Monitoring MirrorMaker 2:

# Check replication lag (MirrorMaker 2 JMX metrics)
# Replication latency in milliseconds
kafka.connect.mirror:type=MirrorSourceConnector,target=*,topic=*,partition=*

# Record count
jmx_query "kafka.connect.mirror:type=MirrorSourceConnector,task=*,name=record-count"

# Byte rate
jmx_query "kafka.connect.mirror:type=MirrorSourceConnector,task=*,name=byte-rate"

# Checkpoint lag
jmx_query "kafka.connect.mirror:type=MirrorCheckpointConnector,*"

# Heartbeat metrics
kafka-console-consumer.sh --bootstrap-server target-kafka:9092 \
  --topic heartbeats \
  --from-beginning --max-messages 10

# Check Connect worker status
curl http://localhost:8083/connectors
curl http://localhost:8083/connectors/mm2-source-connector/tasks

# View logs for errors
tail -f logs/connect.log | grep -i "mirror\|error"

Disaster Recovery Scenario:

# Scenario: Primary cluster (us-west) fails, failover to DR (us-east)

# Step 1: Verify replication is current (before failure)
# Check latest offset on source
kafka-run-class.sh kafka.tools.GetOffsetShell \
  --broker-list us-west:9092 --topic orders --time -1
# Returns: orders:0:1000000

# Check replicated offset on target
kafka-run-class.sh kafka.tools.GetOffsetShell \
  --broker-list us-east:9092 --topic us-west.orders --time -1
# Returns: us-west.orders:0:999950 (lag of 50 messages)

# Step 2: Primary cluster fails
# Redirect applications to DR cluster

# Step 3: Update consumer configuration
# Change bootstrap.servers to us-east:9092
# Change topic name from "orders" to "us-west.orders"
# Keep same group.id - offsets are already synchronized by MM2

# Step 4: Consumers resume from last committed offset
# MM2 checkpoint connector has synchronized offsets

# Step 5: Monitor consumption
kafka-consumer-groups.sh --bootstrap-server us-east:9092 \
  --group order-processor --describe

# Step 6: When primary recovers, reverse replication
# Configure us-east->us-west replication
# Catch up primary cluster with DR data
# Eventually fail back to primary

Common Topologies:

# Topology 1: Active-Passive DR
# Primary: us-west, DR: us-east
clusters = primary, dr
primary->dr.enabled = true
primary->dr.topics = .*
# One-way replication for disaster recovery

# Topology 2: Active-Active (Multi-Region)
# Both regions serve traffic
clusters = us, eu
us->eu.enabled = true
eu->us.enabled = true
us->eu.topics = shared.*, us-originated.*
eu->us.topics = shared.*, eu-originated.*
# Bidirectional with namespace separation

# Topology 3: Hub-and-Spoke (Edge Aggregation)
# Multiple edge clusters -> central
clusters = edge1, edge2, central
edge1->central.enabled = true
edge2->central.enabled = true
edge1->central.topics = sensor-data.*
edge2->central.topics = sensor-data.*
# Aggregate data from edges to central cluster

# Topology 4: Fan-out (Distribution)
# Central -> Multiple regions
clusters = central, us-west, us-east, eu
central->us-west.enabled = true
central->us-east.enabled = true
central->eu.enabled = true
central->us-west.topics = global-config.*, reference-data.*
# Distribute reference data to all regions

References:

↑ Back to top

Use Cases and Patterns

What is event-driven architecture and how does Kafka enable it?

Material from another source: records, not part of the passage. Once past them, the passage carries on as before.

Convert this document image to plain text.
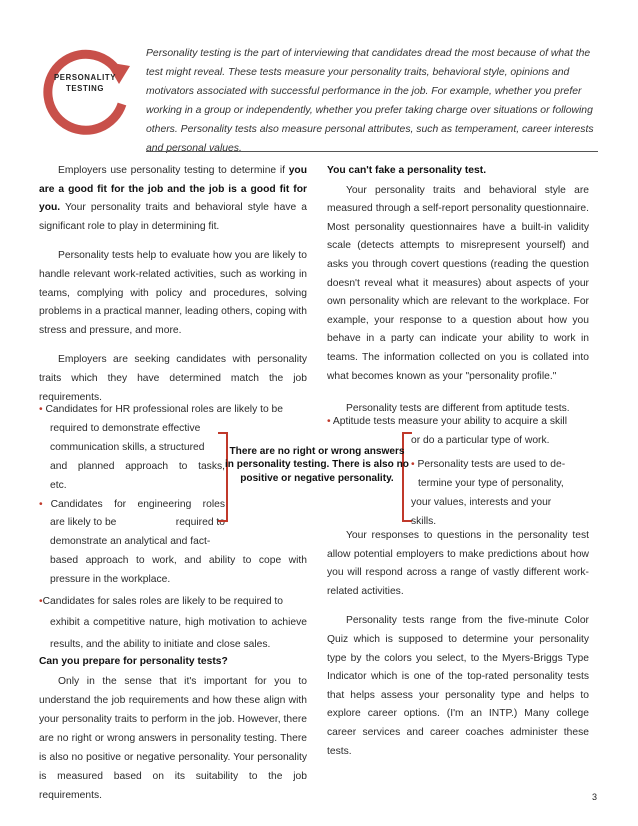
PERSONALITY
TESTING
Personality testing is the part of interviewing that candidates dread the most because of what the test might reveal. These tests measure your personality traits, behavioral style, opinions and motivators associated with successful performance in the job. For example, whether you prefer working in a group or independently, whether you prefer taking charge over situations or following others. Personality tests also measure personal attributes, such as temperament, career interests and personal values.

Employers use personality testing to determine if you are a good fit for the job and the job is a good fit for you. Your personality traits and behavioral style have a significant role to play in determining fit.

Personality tests help to evaluate how you are likely to handle relevant work-related activities, such as working in teams, complying with policy and procedures, solving problems in a practical manner, leading others, coping with stress and pressure, and more.

Employers are seeking candidates with personality traits which they have determined match the job requirements.

• Candidates for HR professional roles are likely to be
required to demonstrate effective
communication skills, a structured
and planned approach to tasks,
etc.
• Candidates for engineering roles
are likely to be	required to
demonstrate an analytical and fact-
based approach to work, and ability to cope with pressure in the workplace.
•Candidates for sales roles are likely to be required to
exhibit a competitive nature, high motivation to achieve results, and the ability to initiate and close sales.

Can you prepare for personality tests?

Only in the sense that it's important for you to understand the job requirements and how these align with your personality traits to perform in the job. However, there are no right or wrong answers in personality testing. There is also no positive or negative personality. Your personality is measured based on its suitability to the job requirements.

There are no right or wrong answers in personality testing. There is also no positive or negative personality.

You can't fake a personality test.

Your personality traits and behavioral style are measured through a self-report personality questionnaire. Most personality questionnaires have a built-in validity scale (detects attempts to misrepresent yourself) and asks you through covert questions (reading the question doesn't reveal what it measures) about aspects of your own personality which are relevant to the workplace. For example, your response to a question about how you behave in a party can indicate your ability to work in teams. The information collected on you is collated into what becomes known as your "personality profile."

Personality tests are different from aptitude tests.

• Aptitude tests measure your ability to acquire a skill
or do a particular type of work.
• Personality tests are used to de-
termine your type of personality,
your values, interests and your
skills.

Your responses to questions in the personality test allow potential employers to make predictions about how you will respond across a range of vastly different work-related activities.

Personality tests range from the five-minute Color Quiz which is supposed to determine your personality type by the colors you select, to the Myers-Briggs Type Indicator which is one of the top-rated personality tests that helps assess your personality type and helps to explore career options. (I'm an INTP.) Many college career services and career coaches administer these tests.

3
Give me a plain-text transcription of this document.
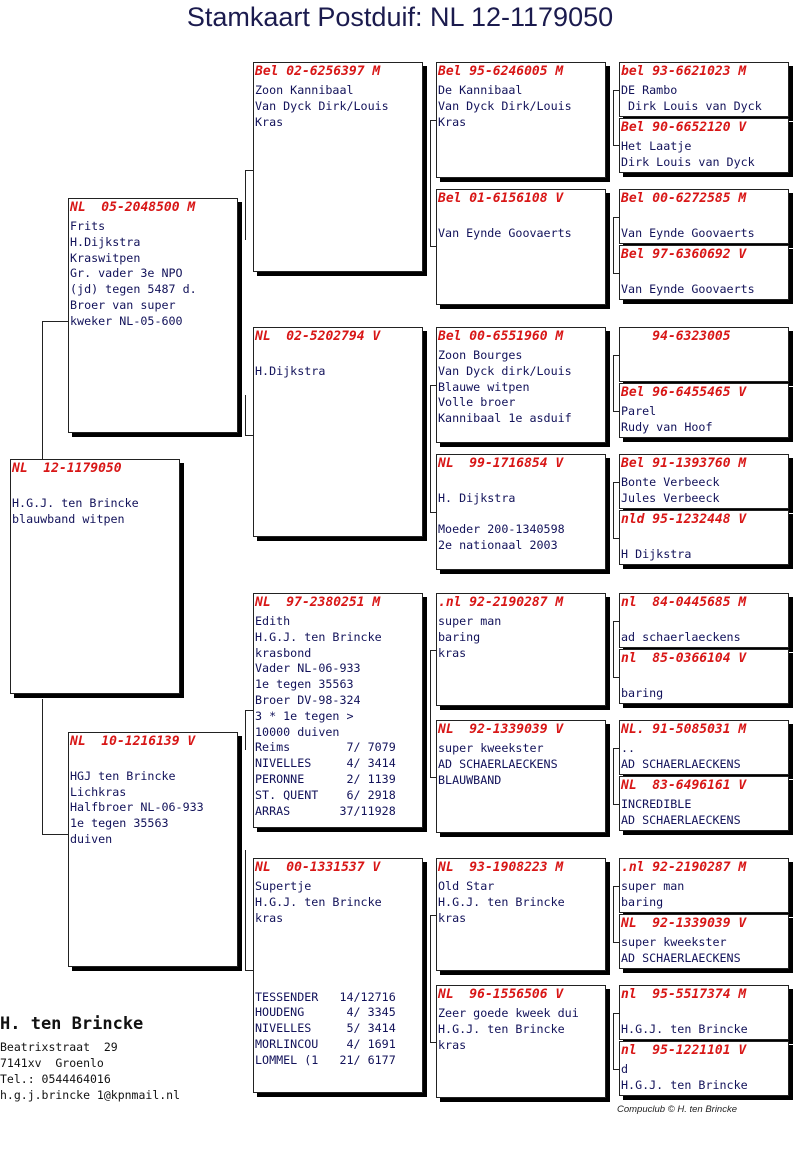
Stamkaart Postduif: NL 12-1179050
NL  12-1179050
H.G.J. ten Brincke
blauwband witpen
NL  05-2048500 M
Frits
H.Dijkstra
Kraswitpen
Gr. vader 3e NPO
(jd) tegen 5487 d.
Broer van super
kweker NL-05-600
NL  10-1216139 V
HGJ ten Brincke
Lichkras
Halfbroer NL-06-933
1e tegen 35563
duiven
Bel 02-6256397 M
Zoon Kannibaal
Van Dyck Dirk/Louis
Kras
NL  02-5202794 V
H.Dijkstra
NL  97-2380251 M
Edith
H.G.J. ten Brincke
krasbond
Vader NL-06-933
1e tegen 35563
Broer DV-98-324
3 * 1e tegen >
10000 duiven
Reims        7/ 7079
NIVELLES     4/ 3414
PERONNE      2/ 1139
ST. QUENT    6/ 2918
ARRAS       37/11928
NL  00-1331537 V
Supertje
H.G.J. ten Brincke
kras
TESSENDER   14/12716
HOUDENG      4/ 3345
NIVELLES     5/ 3414
MORLINCOU    4/ 1691
LOMMEL (1   21/ 6177
Bel 95-6246005 M
De Kannibaal
Van Dyck Dirk/Louis
Kras
Bel 01-6156108 V
Van Eynde Goovaerts
Bel 00-6551960 M
Zoon Bourges
Van Dyck dirk/Louis
Blauwe witpen
Volle broer
Kannibaal 1e asduif
NL  99-1716854 V
H. Dijkstra
Moeder 200-1340598
2e nationaal 2003
.nl 92-2190287 M
super man
baring
kras
NL  92-1339039 V
super kweekster
AD SCHAERLAECKENS
BLAUWBAND
NL  93-1908223 M
Old Star
H.G.J. ten Brincke
kras
NL  96-1556506 V
Zeer goede kweek dui
H.G.J. ten Brincke
kras
bel 93-6621023 M
DE Rambo
Dirk Louis van Dyck
Bel 90-6652120 V
Het Laatje
Dirk Louis van Dyck
Bel 00-6272585 M
Van Eynde Goovaerts
Bel 97-6360692 V
Van Eynde Goovaerts
94-6323005
Bel 96-6455465 V
Parel
Rudy van Hoof
Bel 91-1393760 M
Bonte Verbeeck
Jules Verbeeck
nld 95-1232448 V
H Dijkstra
nl  84-0445685 M
ad schaerlaeckens
nl  85-0366104 V
baring
NL. 91-5085031 M
..
AD SCHAERLAECKENS
NL  83-6496161 V
INCREDIBLE
AD SCHAERLAECKENS
.nl 92-2190287 M
super man
baring
NL  92-1339039 V
super kweekster
AD SCHAERLAECKENS
nl  95-5517374 M
H.G.J. ten Brincke
nl  95-1221101 V
d
H.G.J. ten Brincke
H. ten Brincke
Beatrixstraat  29
7141xv  Groenlo
Tel.: 0544464016
h.g.j.brincke 1@kpnmail.nl
Compuclub © H. ten Brincke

The 30-Second Answer: Event-driven architecture (EDA) is a design pattern where services communicate by producing and consuming events rather than direct API calls. Kafka enables EDA by providing a durable, scalable event backbone that decouples producers from consumers, supports event replay, and guarantees ordered delivery within partitions, allowing systems to react to state changes asynchronously.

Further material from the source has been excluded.